John-Graham Cumming on our team wrote a blog post before the attack describing how such an attack is possible by using a combination of spoofed UDP packets and vulnerable NTP servers.

During the 400Gbps attack we saw 4,259 IPv4 addresses of involved vulnerable servers that were sending attack traffic to our network. These networks were not controlled by the attacker directly but instead were running network time protocol (NTP) servers that responded to commands that would create very large responses, thus acting as a good amplification vector. Specifically, all of these servers were used by attackers to reply large packets in response to the "monlist" command.

Some Good News

In the aftermath of this massive attack, we decided to publish the list of networks originating these attacks hoping to have them fix the problem.

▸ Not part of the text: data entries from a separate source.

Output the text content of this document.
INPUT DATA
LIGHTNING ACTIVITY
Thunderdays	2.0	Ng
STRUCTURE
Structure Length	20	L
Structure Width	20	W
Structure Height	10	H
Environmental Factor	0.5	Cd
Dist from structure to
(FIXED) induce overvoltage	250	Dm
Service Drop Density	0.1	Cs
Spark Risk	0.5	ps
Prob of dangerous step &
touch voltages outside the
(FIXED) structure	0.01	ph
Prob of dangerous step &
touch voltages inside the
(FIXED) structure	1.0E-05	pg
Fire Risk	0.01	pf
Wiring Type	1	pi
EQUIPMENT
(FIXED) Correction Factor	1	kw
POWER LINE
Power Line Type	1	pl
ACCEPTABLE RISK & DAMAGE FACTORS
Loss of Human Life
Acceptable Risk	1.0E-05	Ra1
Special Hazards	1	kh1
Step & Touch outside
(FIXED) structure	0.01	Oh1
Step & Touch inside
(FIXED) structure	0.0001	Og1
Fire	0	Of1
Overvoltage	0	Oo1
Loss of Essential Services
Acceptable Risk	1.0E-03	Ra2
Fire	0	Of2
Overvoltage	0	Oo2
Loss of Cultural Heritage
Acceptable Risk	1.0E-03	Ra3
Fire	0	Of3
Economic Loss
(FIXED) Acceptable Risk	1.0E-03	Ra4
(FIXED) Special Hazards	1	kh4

Since the blog post we’ve been monitoring the networks to see whether attention to this problem has helped close the vulnerable NTP servers. The results are encouraging:

After a week and a half, more than 75% of the vulnerable servers involved in the attack are now no longer vulnerable. While in some cases the servers might be temporarily unreachable, the trend is clear: network administrators have gotten the message and are closing vulnerable NTP servers.

The people behind the openntp.org project also have noticed a massive improvement of the situation worlwide:

Notably, we’ve seen a huge decrease from OVH, who have taken significant measures to prevent NTP attacks coming from its large installed base of servers. This is an encouraging achievement from the community, deploying tremendous efforts to solve a real problem.